My sense is that the anxiety generated by figures like this is misplaced. Firstly, like any normative framework the aim is for progressive realization. Countries will proceed at their own pace given the availability of resources; a point that is reinforced by the emphasis on national target setting.
Second, even though estimating the costs of some of the more aspirational targets will remain highly imprecise, some goals including Goal 3 can and will be costed more accurately.
The affordability and rate of progress in implementing the SDGs is a question - in the majority of countries - for the national government, far more than it is for their development partners.
Which brings me to my last point on the health SDGs.
Yes, it is a new agenda, and yes, it will require new ways of working, but at the same time we must not forget the basics. Good health creates wealth. But good health requires adequate financial and human resources.
In our Region, economic growth is expected to continue. We stand well placed to pull millions more out of poverty, though the inclusiveness of that growth will be a common challenge.
As you know, much health care expenditure in our Region is still out-of-pocket, though it varies across countries from as low as 10% to a high 70%. This is a tremendous financial burden for individuals and their families often resulting in financial ruin.
But let me not belabour these issues: the fundamental point I want to make is that the SDG health agenda is relevant to all countries. And part of that agenda is attending to the basic issues of resources, management, measurement and accountability.
As we conclude, it seems clear to me that the success of the MDGs has created a global environment in which there remains a voracious appetite for setting goals and targets.
Whether the SDG agenda, in its entirety, is over-ambitious with the risk that the momentum created by its predecessor may be lost, is uncertain. My sense is that it is not - with at least one proviso.

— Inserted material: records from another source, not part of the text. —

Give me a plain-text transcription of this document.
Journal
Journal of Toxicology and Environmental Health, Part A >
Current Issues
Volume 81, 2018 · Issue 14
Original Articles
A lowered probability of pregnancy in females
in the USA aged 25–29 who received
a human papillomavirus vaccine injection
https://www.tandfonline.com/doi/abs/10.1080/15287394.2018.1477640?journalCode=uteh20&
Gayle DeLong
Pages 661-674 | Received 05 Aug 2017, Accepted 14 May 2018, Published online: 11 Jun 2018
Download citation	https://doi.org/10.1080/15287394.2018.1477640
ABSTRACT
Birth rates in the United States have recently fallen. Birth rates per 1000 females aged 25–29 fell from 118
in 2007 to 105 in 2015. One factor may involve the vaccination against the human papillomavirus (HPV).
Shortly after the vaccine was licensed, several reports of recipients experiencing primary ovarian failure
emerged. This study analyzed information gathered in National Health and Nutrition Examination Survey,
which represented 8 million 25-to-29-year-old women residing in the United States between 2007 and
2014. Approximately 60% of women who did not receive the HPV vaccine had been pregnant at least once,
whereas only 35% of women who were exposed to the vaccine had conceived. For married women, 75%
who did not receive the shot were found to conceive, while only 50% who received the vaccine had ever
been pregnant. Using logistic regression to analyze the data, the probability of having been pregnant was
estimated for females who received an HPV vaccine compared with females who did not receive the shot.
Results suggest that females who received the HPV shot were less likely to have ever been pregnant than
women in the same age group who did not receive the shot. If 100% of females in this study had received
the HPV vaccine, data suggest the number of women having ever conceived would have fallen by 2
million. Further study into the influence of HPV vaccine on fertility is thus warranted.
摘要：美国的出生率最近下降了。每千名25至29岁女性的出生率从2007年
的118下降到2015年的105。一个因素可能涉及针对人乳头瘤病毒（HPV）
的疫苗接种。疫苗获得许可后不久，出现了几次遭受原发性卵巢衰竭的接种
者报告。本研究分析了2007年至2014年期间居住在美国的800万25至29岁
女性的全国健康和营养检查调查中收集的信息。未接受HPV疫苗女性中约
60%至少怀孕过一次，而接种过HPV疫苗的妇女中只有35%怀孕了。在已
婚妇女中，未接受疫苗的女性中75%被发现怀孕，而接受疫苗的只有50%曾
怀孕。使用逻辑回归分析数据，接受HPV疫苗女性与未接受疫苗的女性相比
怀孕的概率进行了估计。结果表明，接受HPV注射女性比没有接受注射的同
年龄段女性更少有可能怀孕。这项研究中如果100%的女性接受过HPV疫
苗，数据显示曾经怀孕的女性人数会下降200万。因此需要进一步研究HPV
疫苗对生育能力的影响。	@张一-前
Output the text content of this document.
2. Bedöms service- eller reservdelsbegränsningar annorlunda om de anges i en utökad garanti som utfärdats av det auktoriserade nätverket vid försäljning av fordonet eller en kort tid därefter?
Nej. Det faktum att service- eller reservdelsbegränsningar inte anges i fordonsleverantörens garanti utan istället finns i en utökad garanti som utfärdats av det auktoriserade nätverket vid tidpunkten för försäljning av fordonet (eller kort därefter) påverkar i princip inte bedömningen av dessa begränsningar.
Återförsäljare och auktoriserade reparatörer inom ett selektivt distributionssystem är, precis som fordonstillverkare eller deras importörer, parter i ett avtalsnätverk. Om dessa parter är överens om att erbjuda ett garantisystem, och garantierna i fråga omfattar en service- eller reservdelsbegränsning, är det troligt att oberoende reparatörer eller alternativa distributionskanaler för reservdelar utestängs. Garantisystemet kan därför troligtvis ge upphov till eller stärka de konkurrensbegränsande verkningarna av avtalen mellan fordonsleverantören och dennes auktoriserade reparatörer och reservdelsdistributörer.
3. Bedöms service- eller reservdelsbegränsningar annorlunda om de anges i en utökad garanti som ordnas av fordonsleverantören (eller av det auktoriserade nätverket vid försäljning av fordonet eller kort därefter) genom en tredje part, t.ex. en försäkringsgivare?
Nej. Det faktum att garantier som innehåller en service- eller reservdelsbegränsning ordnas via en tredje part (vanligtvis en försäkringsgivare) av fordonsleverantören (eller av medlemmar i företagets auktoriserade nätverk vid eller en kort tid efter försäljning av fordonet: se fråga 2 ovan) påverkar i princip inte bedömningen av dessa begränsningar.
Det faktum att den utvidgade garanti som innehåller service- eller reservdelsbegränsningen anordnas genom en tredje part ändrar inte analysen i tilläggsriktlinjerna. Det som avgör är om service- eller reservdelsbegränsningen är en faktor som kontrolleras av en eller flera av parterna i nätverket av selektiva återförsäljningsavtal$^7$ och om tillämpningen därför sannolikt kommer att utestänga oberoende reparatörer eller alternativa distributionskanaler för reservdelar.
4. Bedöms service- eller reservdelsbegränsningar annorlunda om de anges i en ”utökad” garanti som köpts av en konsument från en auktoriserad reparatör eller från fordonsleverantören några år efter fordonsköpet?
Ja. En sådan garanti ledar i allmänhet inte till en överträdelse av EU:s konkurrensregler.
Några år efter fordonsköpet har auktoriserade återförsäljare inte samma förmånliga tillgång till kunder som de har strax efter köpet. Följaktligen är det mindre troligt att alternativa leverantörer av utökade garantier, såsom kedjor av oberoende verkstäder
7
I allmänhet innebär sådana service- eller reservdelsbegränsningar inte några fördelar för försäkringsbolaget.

That is that we must keep our focus on the big picture - are we really getting to grips with the big challenges of our day? Accountability is key, but monitoring must not get drowned in the detail of every single target and indicator. Let’s keep our eye on the prize.
In the field of health, I am convinced we are in a good place.
We have a solid and comprehensive agenda, and the idea of universal health coverage helps pull what might otherwise be a rather disparate list of programmes, into a powerful concept that promotes both equity and rights.
We need new ways of working that will require governments to think hard about the issues that do not fit neatly into sectoral boxes. And we must not, ever, forget the basics and the people we serve.